Huhne Can I Turn To - When Nobody Needs Me?*

Warning: The following is not a 'wind' up!

The Sunday Telegraph reports that Britain's biggest wind farm companies are to be paid not to produce electricity when the wind is blowing, resulting in them being paid thousands of pounds per day, per wind farm, as the National Grid cannot store the electricity produced.

Despite the fact that, reportedly, electricity customers are paying more than £1billion a year to subsidise wind farms and other forms of renewable energy, straight out of the starting block comes RenewableUK, the trade body which represents the renewable energy industry, on whose behalf a spokesman stated all suppliers to the National Grid periodically were asked to reduce output to control the balancing mechanism. He said it was simply evidence of the growing part wind energy had to play in Britain's supply needs that turbines would occasionally be taken off the National Grid adding "..... The reality is the National Grid's job is to ensure we have adequate capacity to meet demand at any one time." - obviously without regard to any costs to the consumer!

The Renewables Obligation is another 'scam made in heaven' for the energy companies - and as Professor Michael Laughton, emeritus professor of electrical engineering at the University of London, said: "People will find it very hard to understand that an electricity company is getting paid the market rate plus a subsidy for doing nothing.
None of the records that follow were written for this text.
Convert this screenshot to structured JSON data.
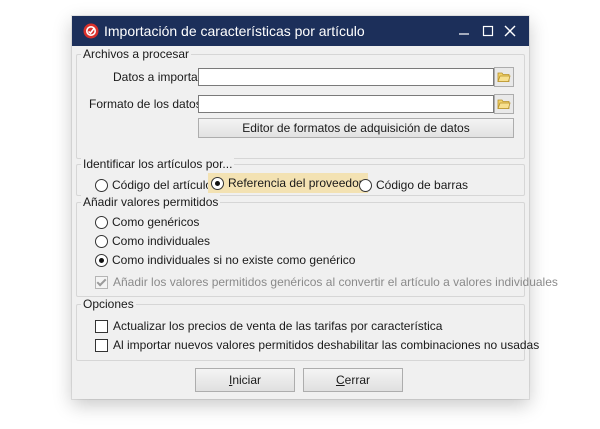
{
  "window": {
    "title": "Importación de características por artículo"
  },
  "files": {
    "group_title": "Archivos a procesar",
    "data_label": "Datos a importar:",
    "data_value": "",
    "format_label": "Formato de los datos:",
    "format_value": "",
    "editor_button": "Editor de formatos de adquisición de datos"
  },
  "identify": {
    "group_title": "Identificar los artículos por...",
    "options": [
      {
        "label": "Código del artículo",
        "selected": false
      },
      {
        "label": "Referencia del proveedor",
        "selected": true
      },
      {
        "label": "Código de barras",
        "selected": false
      }
    ]
  },
  "allowed": {
    "group_title": "Añadir valores permitidos",
    "options": [
      {
        "label": "Como genéricos",
        "selected": false
      },
      {
        "label": "Como individuales",
        "selected": false
      },
      {
        "label": "Como individuales si no existe como genérico",
        "selected": true
      }
    ],
    "add_generic_check": {
      "label": "Añadir los valores permitidos genéricos al convertir el artículo a valores individuales",
      "checked": true,
      "enabled": false
    }
  },
  "options": {
    "group_title": "Opciones",
    "checks": [
      {
        "label": "Actualizar los precios de venta de las tarifas por característica",
        "checked": false
      },
      {
        "label": "Al importar nuevos valores permitidos deshabilitar las combinaciones no usadas",
        "checked": false
      }
    ]
  },
  "buttons": {
    "start_first": "I",
    "start_rest": "niciar",
    "close_first": "C",
    "close_rest": "errar"
  },
  "colors": {
    "titlebar": "#1c2f5a",
    "dialog_bg": "#f0f0f0",
    "highlight": "#f3e2b3",
    "app_icon": "#d9302b"
  }
}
It is essentially a waste of consumers' money." Christopher Booker has long been a critic of wind turbines and an example of his views can be found here and his excellent book on this 'scam' can be purchased here.

* With apologies to Lesley Bricusse and Anthony Newley - and the words "When nobody needs me" can be applied, at readers discretion, to either his present troubles or the wind turbines.

1 comment:

Alex said...

All power generators are paid when they are not generating. It is called an availability payment and is paid because the peaks in demand are higher that the typical maximum load so the providers of the equipment are paid to keep it hooked up and maintained even if it is not in use.